The Homebody's Haven: Watching the Astros from the Comfort of Your Couch
Cable? Schmable! Streaming Services to the Rescue: For those who prefer air-conditioning and the freedom to wear pajamas all day, fret not! There are a multitude of streaming services that can bring the Astros right to your living room. Just be sure to check blackout restrictions, or your neighbors might get an eyeful of "Keeping Up With the Kardashians" instead.
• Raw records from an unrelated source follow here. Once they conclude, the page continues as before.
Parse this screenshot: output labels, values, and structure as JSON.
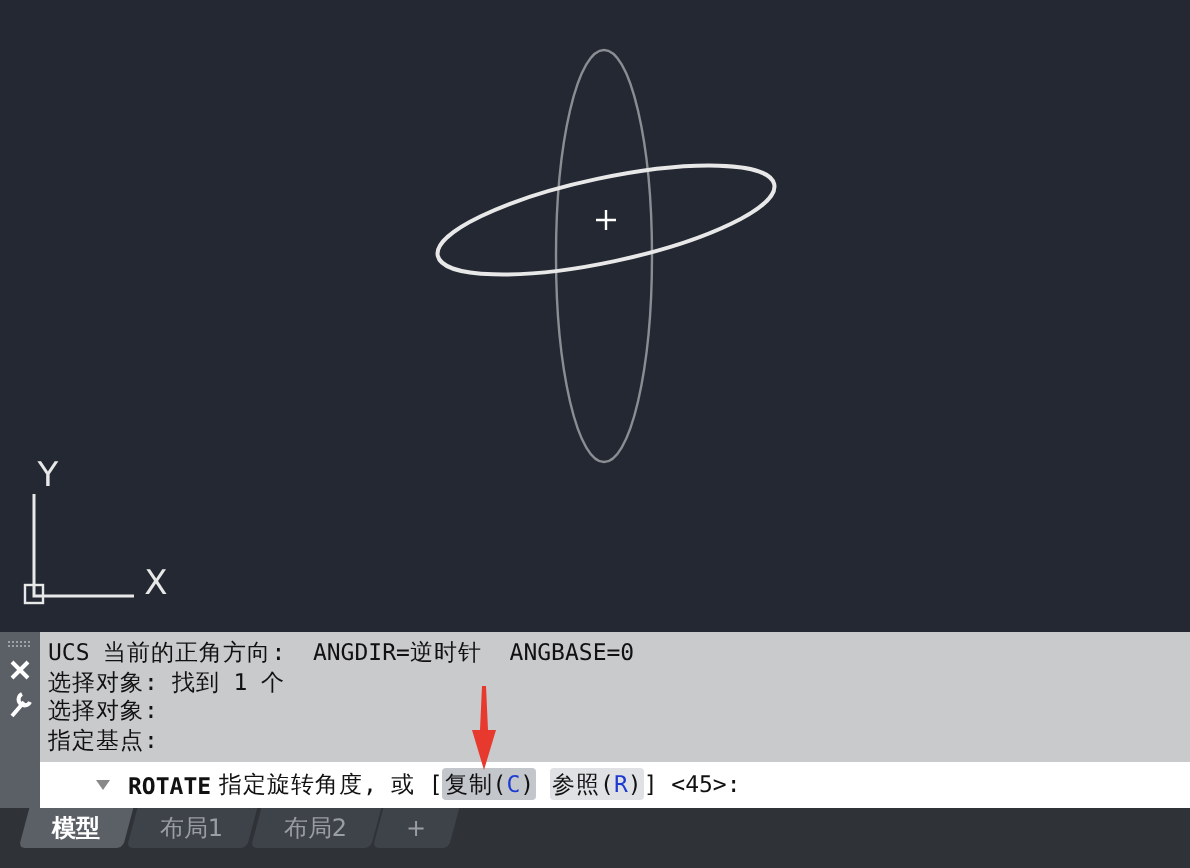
{
  "canvas": {
    "ucs": {
      "x_label": "X",
      "y_label": "Y"
    }
  },
  "command_history": [
    "UCS 当前的正角方向:  ANGDIR=逆时针  ANGBASE=0",
    "选择对象: 找到 1 个",
    "选择对象:",
    "指定基点:"
  ],
  "command_line": {
    "command": "ROTATE",
    "prompt": "指定旋转角度, 或 [",
    "options": [
      {
        "before": "复制(",
        "key": "C",
        "after": ")",
        "highlighted": true
      },
      {
        "before": "参照(",
        "key": "R",
        "after": ")",
        "highlighted": false
      }
    ],
    "tail": "] <45>:"
  },
  "tabs": [
    {
      "label": "模型",
      "selected": true
    },
    {
      "label": "布局1",
      "selected": false
    },
    {
      "label": "布局2",
      "selected": false
    }
  ],
  "add_tab": "+"
}
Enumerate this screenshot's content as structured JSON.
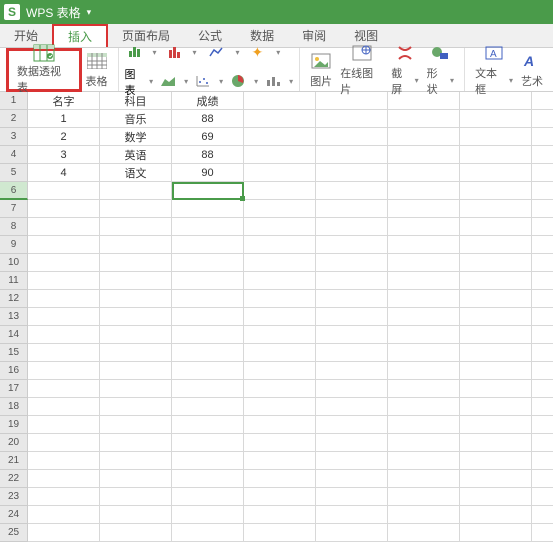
{
  "app": {
    "icon": "S",
    "title": "WPS 表格",
    "dropdown": "▾"
  },
  "menu": {
    "items": [
      "开始",
      "插入",
      "页面布局",
      "公式",
      "数据",
      "审阅",
      "视图"
    ],
    "active_index": 1
  },
  "ribbon": {
    "pivot": "数据透视表",
    "table": "表格",
    "chart": "图表",
    "image": "图片",
    "online_image": "在线图片",
    "screenshot": "截屏",
    "shape": "形状",
    "textbox": "文本框",
    "art": "艺术"
  },
  "grid": {
    "headers": [
      "名字",
      "科目",
      "成绩"
    ],
    "rows": [
      [
        "1",
        "音乐",
        "88"
      ],
      [
        "2",
        "数学",
        "69"
      ],
      [
        "3",
        "英语",
        "88"
      ],
      [
        "4",
        "语文",
        "90"
      ]
    ],
    "selected": {
      "row": 6,
      "col": 3
    },
    "total_rows": 25
  }
}
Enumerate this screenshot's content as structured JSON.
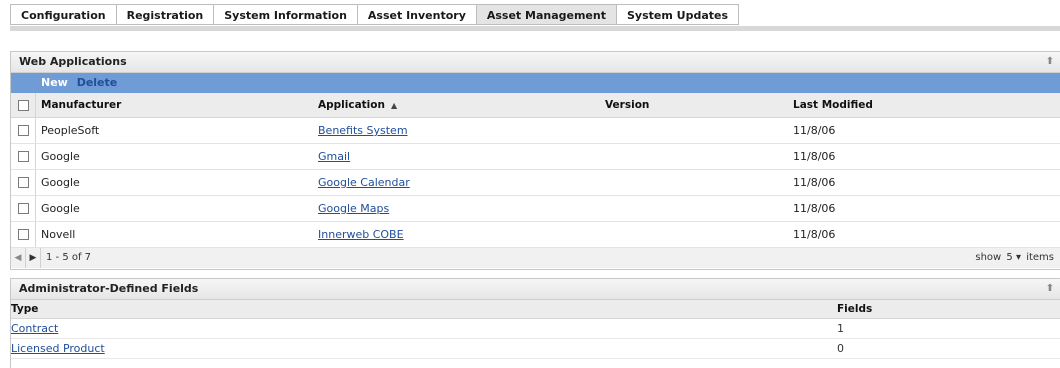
{
  "tabs": [
    {
      "label": "Configuration",
      "active": false
    },
    {
      "label": "Registration",
      "active": false
    },
    {
      "label": "System Information",
      "active": false
    },
    {
      "label": "Asset Inventory",
      "active": false
    },
    {
      "label": "Asset Management",
      "active": true
    },
    {
      "label": "System Updates",
      "active": false
    }
  ],
  "web_apps": {
    "title": "Web Applications",
    "toolbar": {
      "new_label": "New",
      "delete_label": "Delete"
    },
    "columns": {
      "manufacturer": "Manufacturer",
      "application": "Application",
      "version": "Version",
      "last_modified": "Last Modified"
    },
    "rows": [
      {
        "manufacturer": "PeopleSoft",
        "application": "Benefits System",
        "version": "",
        "last_modified": "11/8/06"
      },
      {
        "manufacturer": "Google",
        "application": "Gmail",
        "version": "",
        "last_modified": "11/8/06"
      },
      {
        "manufacturer": "Google",
        "application": "Google Calendar",
        "version": "",
        "last_modified": "11/8/06"
      },
      {
        "manufacturer": "Google",
        "application": "Google Maps",
        "version": "",
        "last_modified": "11/8/06"
      },
      {
        "manufacturer": "Novell",
        "application": "Innerweb COBE",
        "version": "",
        "last_modified": "11/8/06"
      }
    ],
    "footer": {
      "range": "1 - 5 of 7",
      "show_label": "show",
      "show_value": "5",
      "items_label": "items"
    }
  },
  "adf": {
    "title": "Administrator-Defined Fields",
    "columns": {
      "type": "Type",
      "fields": "Fields"
    },
    "rows": [
      {
        "type": "Contract",
        "fields": "1"
      },
      {
        "type": "Licensed Product",
        "fields": "0"
      }
    ]
  }
}
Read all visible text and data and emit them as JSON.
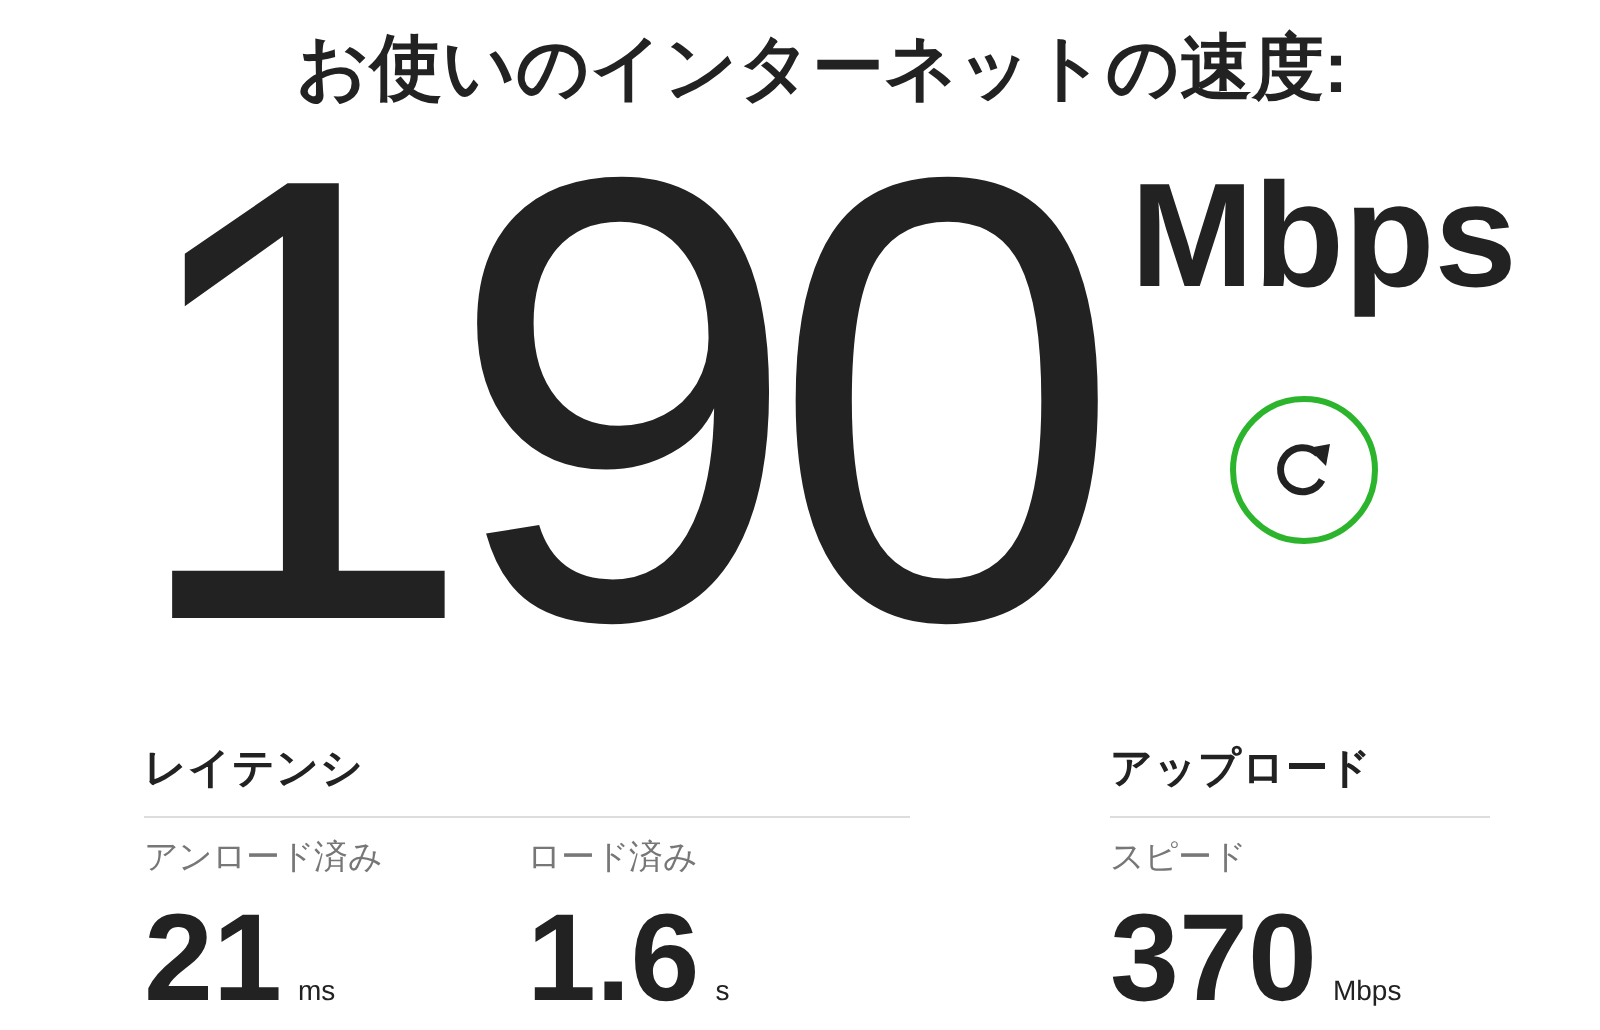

MLB.TV: Your Ticket to Out-of-Market Ecstasy: Living outside of Houston? No worries, my friend! MLB.TV lets you stream every Astros game (except for the blacked-out ones, of course) from the comfort of your couch. Just be prepared for slight delays, which can be a recipe for hilarious confusion when your phone buzzes about a home run before you've even seen the pitcher wind up.
Social Media: The FOMO Zone: Can't watch the game live? Fear not, for Twitter will be your friend (or frenemy, depending on the score). Live updates, questionable takes from random sports bloggers, and Astros fans with questionable takes... it's a wild ride, but you won't miss a beat.
So there you have it, folks! Your one-stop guide to becoming a connoisseur of all things Houston Astros. Now get out there (or stay in there, no judgement) and witness baseball brilliance (or at least some entertaining strikeouts). Go Astros!